An Open Letter of Thanksgiving To The Cypherpunks
November 23, 2023
Bitcoin Block Height 818,118
Dear Cypherpunks,
Despite its controversial roots, I think Thanksgiving is a good holiday. I like to take time to have a meal and acknowledge people and things I am thankful for. Good vibes only. 🤙.
I am thankful for my health and loving family, which keep me strong.
And I’m thankful for the Cypherpunks: alive, dead, and in prison. To quote Ezra Pound: “It was you that broke the new wood,/ Now is a time for carving./ We have one sap and one root….”
I’m thankful for John Perry Barlow who wrote, “Governments of the Industrial World, you weary giants of flesh and steel, I come from Cyberspace, the new home of Mind. On behalf of the future, I ask you of the past to leave us alone. You are not welcome among us. You have no sovereignty where we gather…. We will create a civilization of the Mind in Cyberspace. May it be more humane and fair than the world your governments have made before.”
I am thankful for Timothy May, who wrote, “A specter is haunting the modern world, the specter of crypto anarchy…. Just as the technology of printing altered and reduced the power of medieval guilds and the social power structure, so too will cryptologic methods fundamentally alter the nature of corporations and of government interference in economic transactions. Combined with emerging information markets, crypto anarchy will create a liquid market for any and all material which can be put into words and pictures.”
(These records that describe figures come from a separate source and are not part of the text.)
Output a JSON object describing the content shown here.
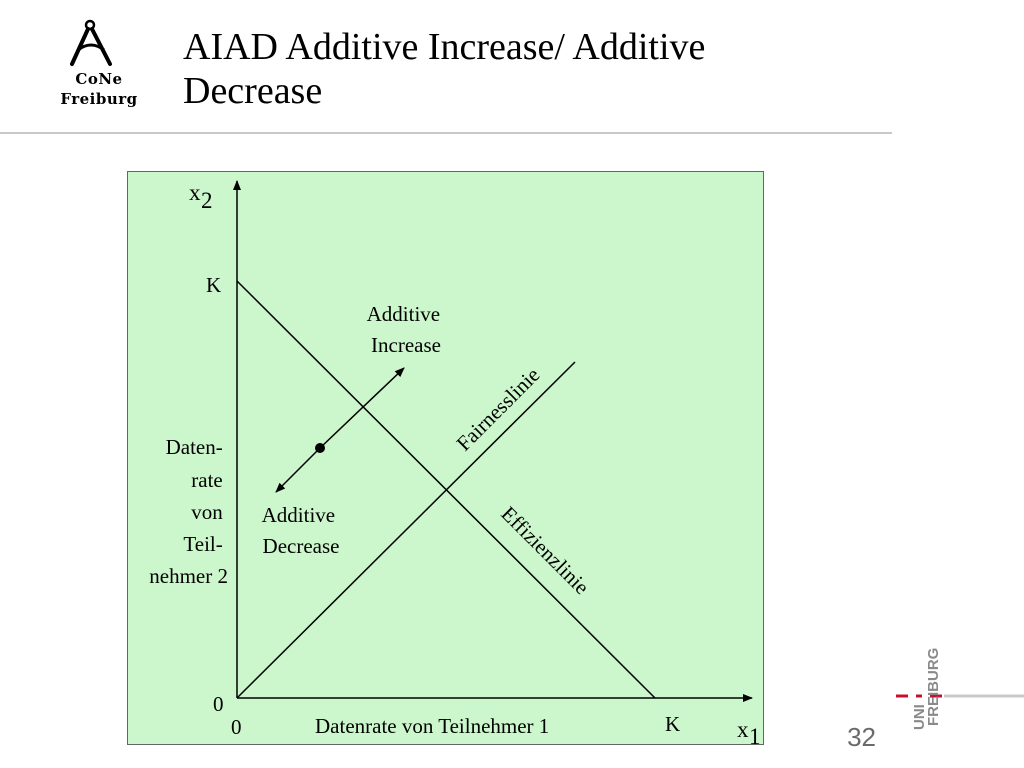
{
  "logo": {
    "line1": "CoNe",
    "line2": "Freiburg",
    "icon": "cone-a-icon"
  },
  "slide_title": "AIAD Additive Increase/ Additive Decrease",
  "diagram": {
    "background": "#ccf6cc",
    "y_axis_variable": "x",
    "y_axis_subscript": "2",
    "x_axis_variable": "x",
    "x_axis_subscript": "1",
    "y_label_lines": [
      "Daten-",
      "rate",
      "von",
      "Teil-",
      "nehmer 2"
    ],
    "x_label": "Datenrate von Teilnehmer 1",
    "tick_k_y": "K",
    "tick_k_x": "K",
    "origin_y": "0",
    "origin_x": "0",
    "increase_lines": [
      "Additive",
      "Increase"
    ],
    "decrease_lines": [
      "Additive",
      "Decrease"
    ],
    "fairness_label": "Fairnesslinie",
    "efficiency_label": "Effizienzlinie"
  },
  "page_number": "32",
  "uni_logo": {
    "uni": "UNI",
    "freiburg": "FREIBURG",
    "accent": "#c8102e"
  }
}
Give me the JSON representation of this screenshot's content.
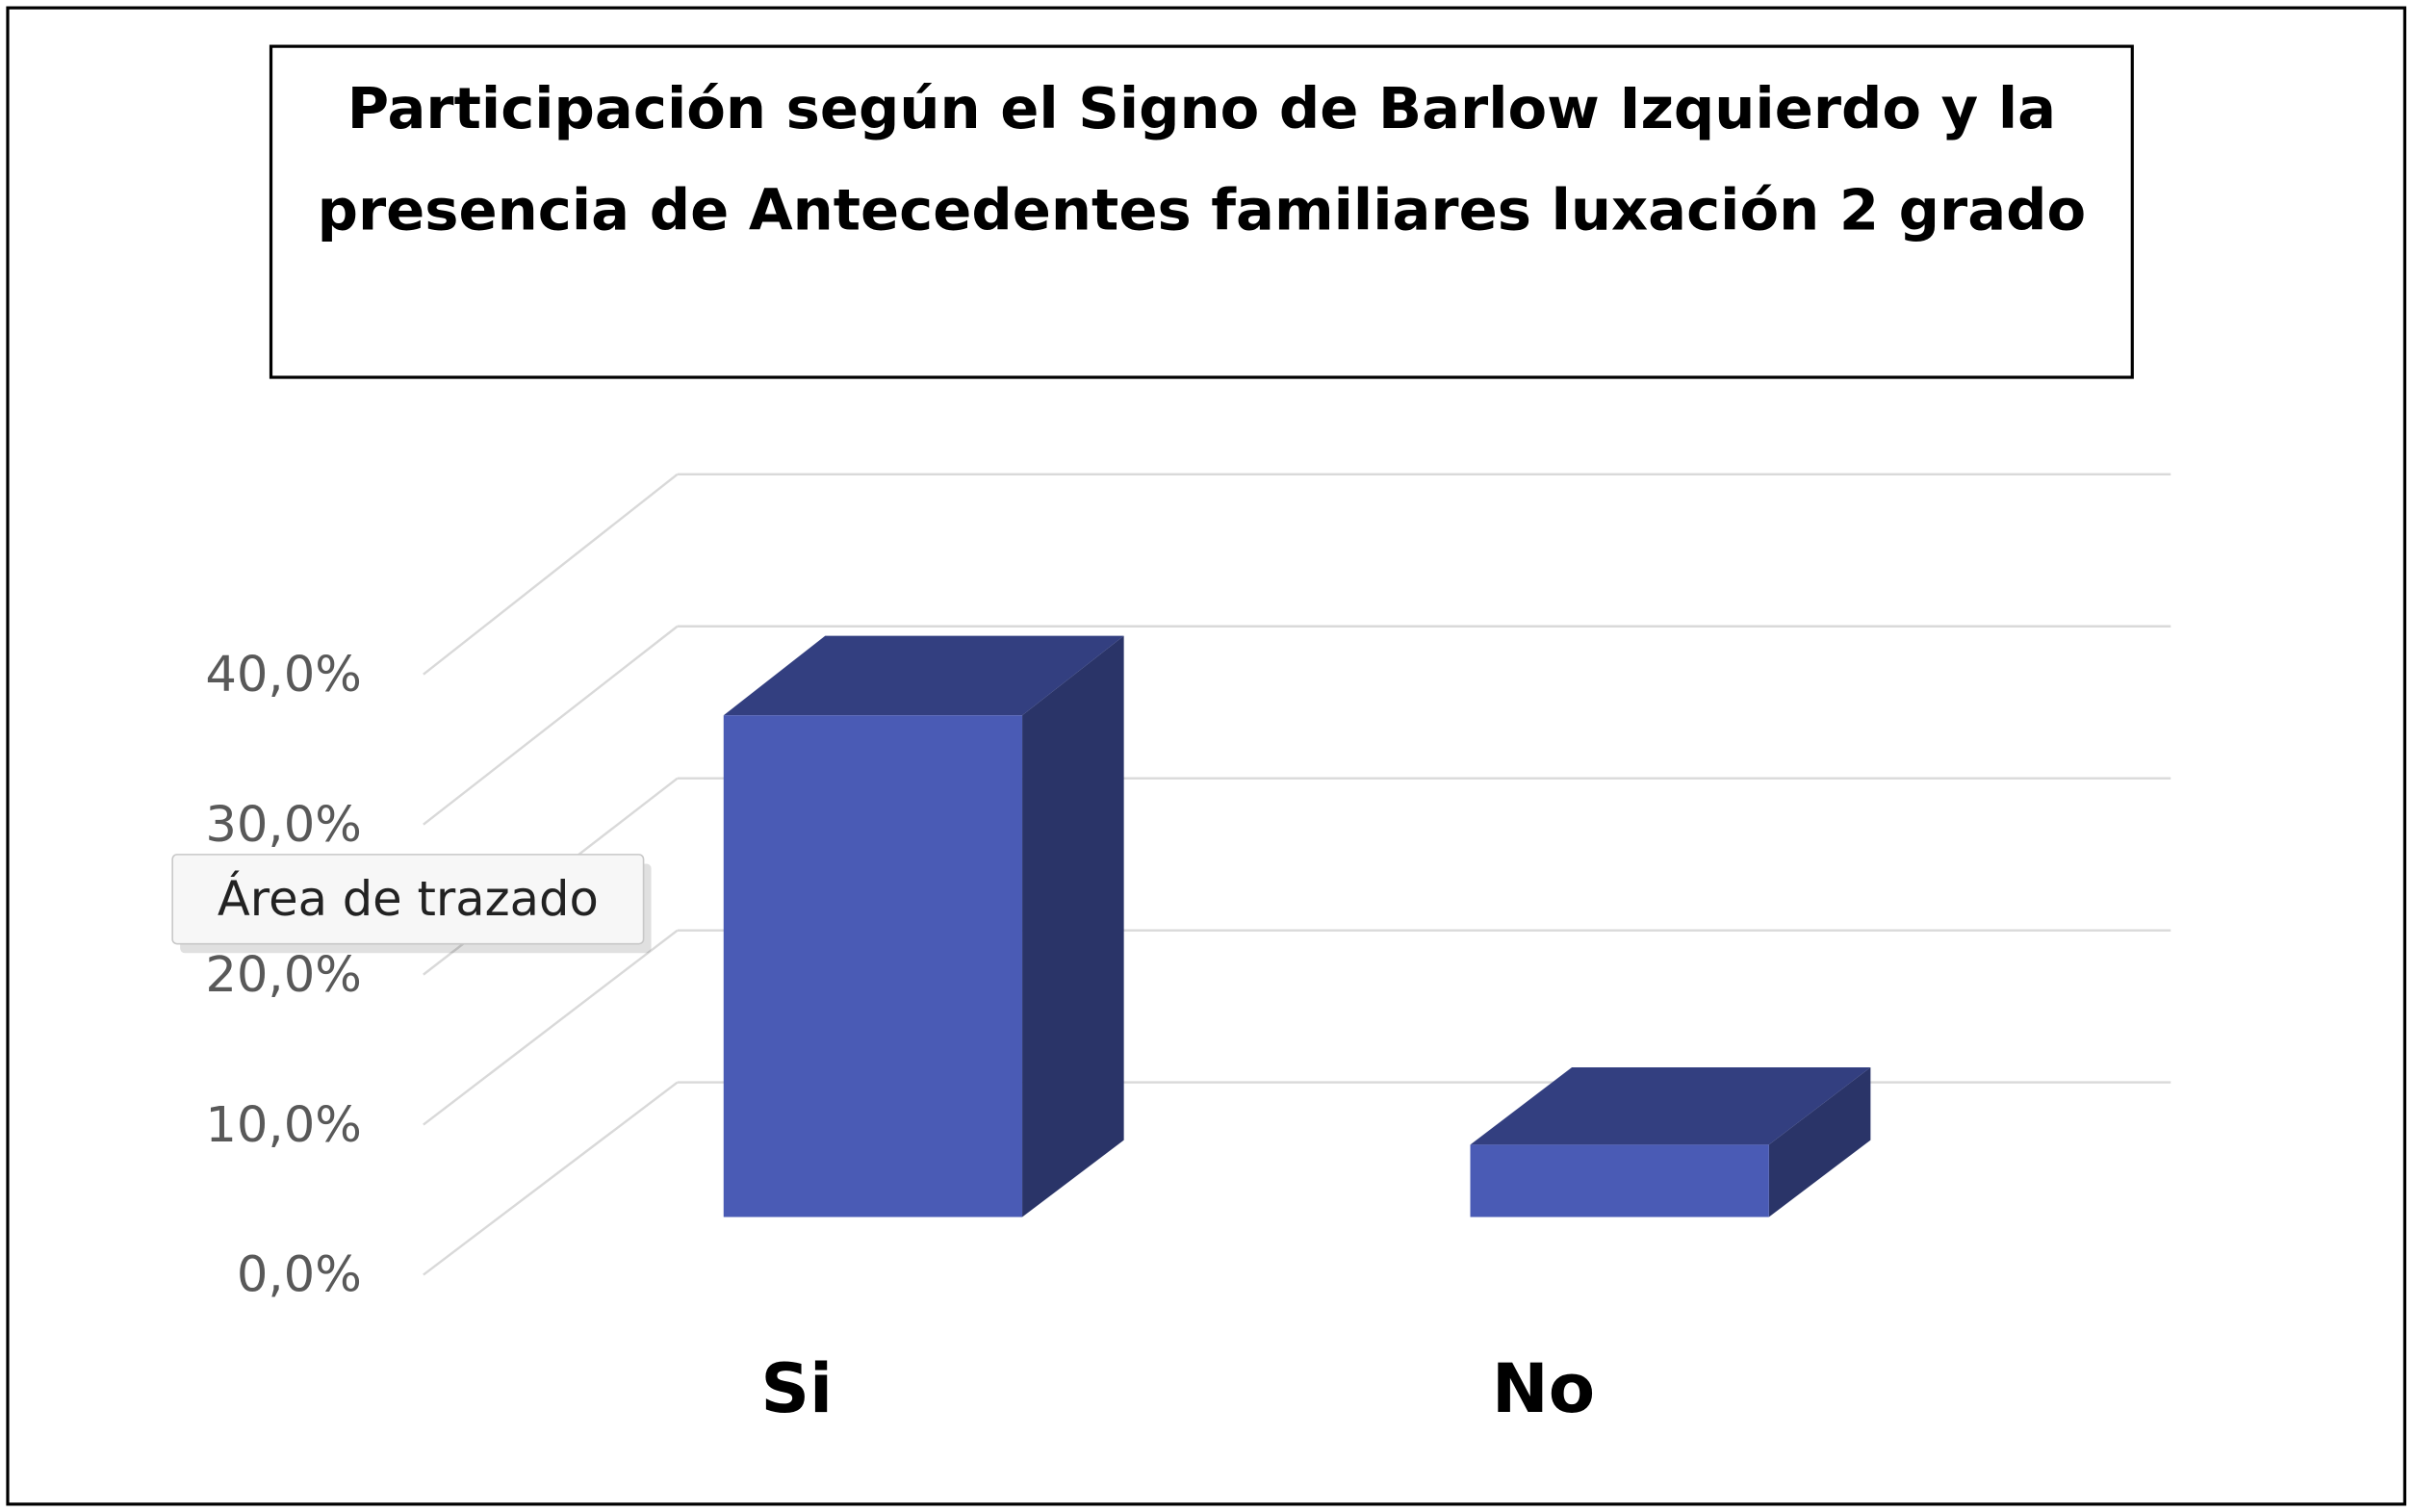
{
  "chart_data": {
    "type": "bar3d",
    "title": "Participación según el Signo de Barlow Izquierdo y la presencia de Antecedentes familiares luxación 2 grado",
    "categories": [
      "Si",
      "No"
    ],
    "values": [
      33.3,
      4.8
    ],
    "colors": {
      "front": "#4a5bb5",
      "top": "#333f80",
      "side": "#2a3468"
    },
    "ylim": [
      0,
      40
    ],
    "yticks": [
      {
        "value": 0,
        "label": "0,0%"
      },
      {
        "value": 10,
        "label": "10,0%"
      },
      {
        "value": 20,
        "label": "20,0%"
      },
      {
        "value": 30,
        "label": "30,0%"
      },
      {
        "value": 40,
        "label": "40,0%"
      }
    ],
    "grid": true,
    "tooltip": "Área de trazado"
  }
}
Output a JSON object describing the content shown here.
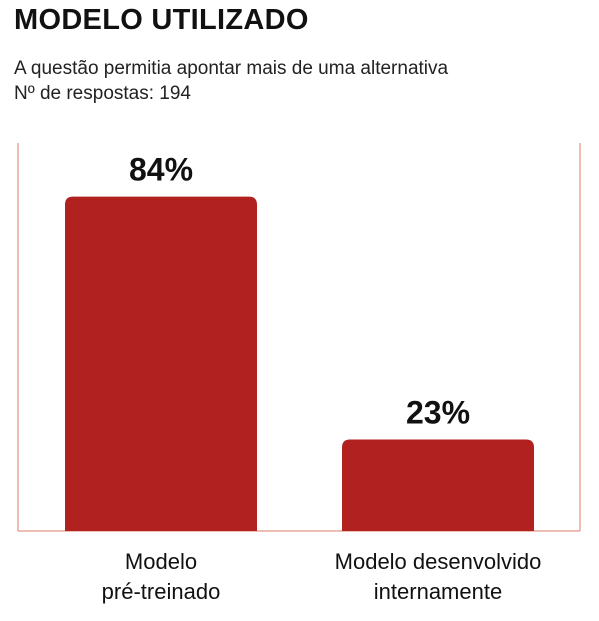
{
  "header": {
    "title": "MODELO UTILIZADO",
    "subtitle_line1": "A questão permitia apontar mais de uma alternativa",
    "subtitle_line2": "Nº de respostas: 194"
  },
  "colors": {
    "bar": "#b0211f",
    "frame": "#e8a79c",
    "text": "#111111"
  },
  "chart_data": {
    "type": "bar",
    "title": "MODELO UTILIZADO",
    "subtitle": "A questão permitia apontar mais de uma alternativa",
    "note": "Nº de respostas: 194",
    "categories": [
      [
        "Modelo",
        "pré-treinado"
      ],
      [
        "Modelo desenvolvido",
        "internamente"
      ]
    ],
    "values": [
      84,
      23
    ],
    "data_labels": [
      "84%",
      "23%"
    ],
    "unit": "%",
    "ylim": [
      0,
      100
    ],
    "xlabel": "",
    "ylabel": "",
    "grid": false,
    "legend": "none"
  }
}
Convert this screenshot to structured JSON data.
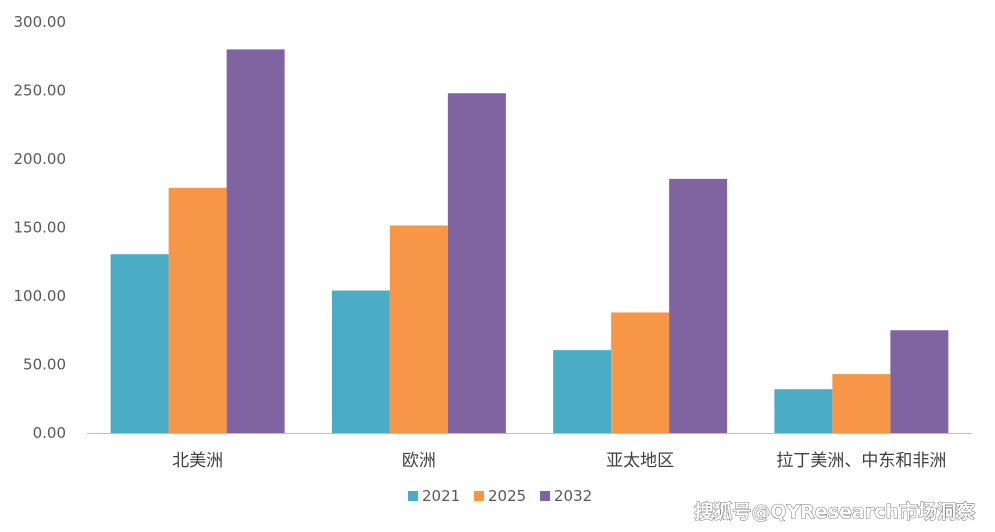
{
  "chart_data": {
    "type": "bar",
    "title": "",
    "xlabel": "",
    "ylabel": "",
    "categories": [
      "北美洲",
      "欧洲",
      "亚太地区",
      "拉丁美洲、中东和非洲"
    ],
    "series": [
      {
        "name": "2021",
        "color": "#4bacc6",
        "values": [
          130.5,
          104.0,
          60.5,
          32.0
        ]
      },
      {
        "name": "2025",
        "color": "#f79646",
        "values": [
          179.0,
          151.5,
          88.0,
          43.0
        ]
      },
      {
        "name": "2032",
        "color": "#8064a2",
        "values": [
          280.0,
          248.0,
          185.5,
          75.0
        ]
      }
    ],
    "ylim": [
      0,
      300
    ],
    "yticks": [
      0,
      50,
      100,
      150,
      200,
      250,
      300
    ],
    "ytick_labels": [
      "0.00",
      "50.00",
      "100.00",
      "150.00",
      "200.00",
      "250.00",
      "300.00"
    ],
    "grid": false,
    "legend_position": "bottom-center"
  },
  "watermark": "搜狐号@QYResearch市场洞察"
}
I’m thankful for Eric Hughes, who wrote “We the Cypherpunks are dedicated to building anonymous systems. We are defending our privacy with cryptography, with anonymous mail forwarding systems, with digital signatures, and with electronic money.” I’m thankful for Phil Zimmerman, who wrote: “Advances in technology will not permit the maintenance of the status quo, as far as privacy is concerned. The status quo is unstable. If we do nothing, new technologies will give the government new automatic surveillance capabilities that Stalin could never have dreamed of. The only way to hold the line on privacy in the information age is strong cryptography. And pretty good privacy.”
I’m thankful for Julian Assange, who wrote “…the universe, our physical universe, has that property that makes it possible for an individual or a group of individuals to reliably, automatically, even without knowing, encipher something, so that all the resources and all the political will of the strongest superpower on earth may not decipher it. And the paths of encipherment between people can mesh together to create regions free from the coercive force of the outer state. Free from mass interception. Free from state control.”
I’m thankful for Adam back, who wrote, “A cost-function should be efficiently verifiable, but parameterisably expensive to compute.”
I’m thankful for Hal Finney, who wrote, “Fundamentally, I believe we will have the kind of society that most people want. If we want freedom and privacy, we must persuade others that these are worth having. There are no shortcuts.”
I’m thankful for Wei Dai, who implied that highly advanced civilizations likely enjoy galaxy-level privacy when he wrote, “If it’s true that the only efficient way to cool material down to near absolute zero is with black holes, we should expect all sufficiently advanced civilizations to live near them. However, this prediction may be difficult to test since they would have virtually no radiation signatures.”
I am thankful for Nick Szabo, who wrote, “Making personal property functionality dependent on trusted third parties (i.e. trusted rather than forced by the protocol to keep to the agreement governing the security protocol and property) is in most cases quite unacceptable.”
I am thankful for Satoshi Nakamoto, who wrote, “The root problem with conventional currency is all the trust that’s required to make it work. The central bank must be trusted not to debase the currency, but the history of fiat currencies is full of breaches of that trust. Banks must be trusted to hold our money and transfer it electronically, but they lend it out in waves of credit bubbles with barely a fraction in reserve.” And so much more.
I am thankful for Andreas Antonopoulos and Anita Posch whose teachings often made me burn the roast beef in my little kitchen. Anita, thank you for writing, “Bitcoin is carried by a social movement. It’s a silent revolution. By being in charge of our private keys, each one of us is part of a collective with the power to force governments to be held accountable. With the help of Bitcoin, dictators can be toppled. Self custody your bitcoin, incapacitate them from the power to create and seize money and their funds will dry out. Hold them accountable by pressuring them to audit public funds.”
I’m thankful for Bitcoin, the embodiment of Cypherpunk ideals in the world, and the dematerialization of the frangible fiat façade. And I’m thankful for Nostr, its builders and users, a redoubt and a blooming free city. To quote Jack Dorsey, “Bitcoin and nostr are the only two truly censorship resistant technologies at scale.”
I am thankful for many Cypherpunks I haven’t mentioned here, and anonymous ones I will never know about. I’m thankful for the node and relay runners, coders and developers, wallet builders, miners, philosophers, writers, podcasters, artists, Viking OG’s, newcomers, traders, spenders, and HODLrs.
Bitcoin is Cypherpunk country, a true part of the forest mind. Friends, enemies: it connects us all. As Samourai Wallet recently said, “Bitcoin is speech, and speech must be free.”
Homo digitalis est homo econonomicus.